St George’s is the best in London for heart attack response
St George’s Hospital, Tooting, has the best response rate for treating heart attack patients in London, according to the latest Myocardial Ischaemia National Audit Project (MINAP) which was discussed at the MINAP London Roadshow in November 2011.
The annual study looked at data from April 2010 – March 2011 and found that St George’s had the best ‘call to balloon’ rate; treating 90% of patients in under 150 minutes.
The ‘call-to-balloon’ time is from when the patient makes the emergency call, to the time that their emergency surgery is completed in hospital. The current standard for this is 150 minutes.
St George’s is one of the biggest and busiest of the eight specialist heart attack centres in the Capital, serving the southwest London population and, since March 2011, patients from across east Surrey.
Dr Pitt Lim, consultant cardiologist and clinical lead for cardiac intervention, said: “A heart attack occurs when a coronary artery is blocked by clots. Time to treatment is critical, as any delay in treatment means loosing heart muscle, resulting in death or heart failure. We are continuing to improve our service and in July 2011 we set up an enhanced specialist heart attack team. This allows us to treat the sickest heart attack patients, for example those who have suffered cardiac arrest at home, enabling them to be taken straight to the operating theatre on arrival at the hospital, bypassing the A&E department and therefore reducing the time it takes to start treatment”.
St George’s Hospital has one of the largest cardiology units in the country. It provides emergency care, diagnosis, medical treatment and outpatient services for all heart disorders. This includes heart attacks, heart failure, heart valve disease, heart muscle disease, congenital heart defects, high blood pressure and arrhythmia (irregular heart beat). The hospital is the heart attack centre for southwest London, providing a 24-hour emergency angioplasty service, enabling life-saving treatment to be given to heart attack patients.
91-year-old Phyllis Hillsley was brought into the hospital after suffering a heart attack.

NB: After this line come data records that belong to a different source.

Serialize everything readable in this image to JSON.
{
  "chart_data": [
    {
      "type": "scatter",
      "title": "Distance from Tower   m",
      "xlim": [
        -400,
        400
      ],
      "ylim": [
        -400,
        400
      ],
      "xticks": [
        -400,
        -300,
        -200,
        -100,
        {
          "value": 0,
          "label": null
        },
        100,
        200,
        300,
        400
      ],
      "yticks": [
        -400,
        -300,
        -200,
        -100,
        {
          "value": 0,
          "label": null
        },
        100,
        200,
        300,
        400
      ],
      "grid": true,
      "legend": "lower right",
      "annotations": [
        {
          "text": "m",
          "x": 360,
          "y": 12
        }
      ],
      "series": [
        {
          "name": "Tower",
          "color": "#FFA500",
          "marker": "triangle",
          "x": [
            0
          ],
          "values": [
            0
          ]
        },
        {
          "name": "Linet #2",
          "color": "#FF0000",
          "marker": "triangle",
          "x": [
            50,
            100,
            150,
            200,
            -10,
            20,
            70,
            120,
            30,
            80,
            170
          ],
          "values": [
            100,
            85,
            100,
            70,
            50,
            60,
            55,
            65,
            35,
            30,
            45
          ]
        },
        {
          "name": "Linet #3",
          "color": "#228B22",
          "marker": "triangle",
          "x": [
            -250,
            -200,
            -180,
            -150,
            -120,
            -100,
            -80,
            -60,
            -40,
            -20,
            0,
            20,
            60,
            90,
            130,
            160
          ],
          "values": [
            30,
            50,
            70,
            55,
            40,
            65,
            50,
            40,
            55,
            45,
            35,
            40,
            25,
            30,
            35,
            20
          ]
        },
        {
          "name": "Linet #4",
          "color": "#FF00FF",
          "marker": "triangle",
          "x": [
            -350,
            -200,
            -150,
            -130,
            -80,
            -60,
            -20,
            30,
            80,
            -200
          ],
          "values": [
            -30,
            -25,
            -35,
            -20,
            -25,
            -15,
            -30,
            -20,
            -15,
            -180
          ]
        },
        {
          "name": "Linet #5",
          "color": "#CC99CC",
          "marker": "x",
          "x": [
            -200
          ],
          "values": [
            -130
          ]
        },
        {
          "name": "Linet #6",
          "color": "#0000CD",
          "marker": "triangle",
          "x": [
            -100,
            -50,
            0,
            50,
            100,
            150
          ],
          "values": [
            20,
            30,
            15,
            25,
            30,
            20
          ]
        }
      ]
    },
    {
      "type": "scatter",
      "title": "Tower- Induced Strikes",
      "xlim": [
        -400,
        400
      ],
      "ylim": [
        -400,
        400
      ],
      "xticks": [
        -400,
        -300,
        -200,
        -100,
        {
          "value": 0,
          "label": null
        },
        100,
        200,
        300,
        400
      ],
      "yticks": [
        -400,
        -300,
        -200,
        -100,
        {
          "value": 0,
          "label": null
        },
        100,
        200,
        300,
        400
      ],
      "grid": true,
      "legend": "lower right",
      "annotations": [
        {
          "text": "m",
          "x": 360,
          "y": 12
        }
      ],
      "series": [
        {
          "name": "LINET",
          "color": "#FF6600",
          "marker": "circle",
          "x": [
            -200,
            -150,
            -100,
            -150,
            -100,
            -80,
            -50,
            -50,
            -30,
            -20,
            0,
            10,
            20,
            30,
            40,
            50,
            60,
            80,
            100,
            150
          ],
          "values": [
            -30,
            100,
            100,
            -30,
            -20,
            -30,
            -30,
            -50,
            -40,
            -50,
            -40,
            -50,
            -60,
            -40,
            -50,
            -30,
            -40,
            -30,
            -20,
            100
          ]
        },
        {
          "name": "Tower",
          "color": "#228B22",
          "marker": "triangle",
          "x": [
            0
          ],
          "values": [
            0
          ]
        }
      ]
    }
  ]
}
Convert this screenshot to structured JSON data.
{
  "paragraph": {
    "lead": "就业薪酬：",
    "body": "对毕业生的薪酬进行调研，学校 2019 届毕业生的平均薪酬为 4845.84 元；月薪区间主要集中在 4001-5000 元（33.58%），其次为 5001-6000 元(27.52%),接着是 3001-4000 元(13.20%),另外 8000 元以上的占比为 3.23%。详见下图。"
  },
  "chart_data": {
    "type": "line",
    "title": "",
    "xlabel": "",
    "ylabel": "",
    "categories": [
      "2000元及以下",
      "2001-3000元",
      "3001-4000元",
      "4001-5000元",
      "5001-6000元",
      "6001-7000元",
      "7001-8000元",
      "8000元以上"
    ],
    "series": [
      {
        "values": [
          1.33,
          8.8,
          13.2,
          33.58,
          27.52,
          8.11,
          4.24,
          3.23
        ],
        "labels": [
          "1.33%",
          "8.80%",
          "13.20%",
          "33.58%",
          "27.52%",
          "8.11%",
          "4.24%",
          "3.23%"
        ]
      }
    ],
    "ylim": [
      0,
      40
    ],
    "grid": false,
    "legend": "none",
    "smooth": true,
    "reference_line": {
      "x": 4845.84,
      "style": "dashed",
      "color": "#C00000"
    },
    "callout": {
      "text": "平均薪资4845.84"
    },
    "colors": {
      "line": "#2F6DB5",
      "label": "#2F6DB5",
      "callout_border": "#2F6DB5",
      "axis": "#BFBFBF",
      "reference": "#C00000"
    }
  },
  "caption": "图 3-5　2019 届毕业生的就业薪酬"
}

She was swiftly treated by the specialist heart attack team for her blocked artery and was discharged after nine days in hospital. She said: “The care I received was excellent – I couldn’t have asked for better. They new exactly what was wrong with me and treated me immediately. All the staff were so helpful.”
The MINAP report is commissioned by the Healthcare Quality Improvement Partnership (HQIP) and is run by the National Institute for Cardiovascular Outcomes Research (NICOR), part of the National Centre for Cardiovascular disease Prevention and Outcomes within the University College London Institute of Cardiovascular Science.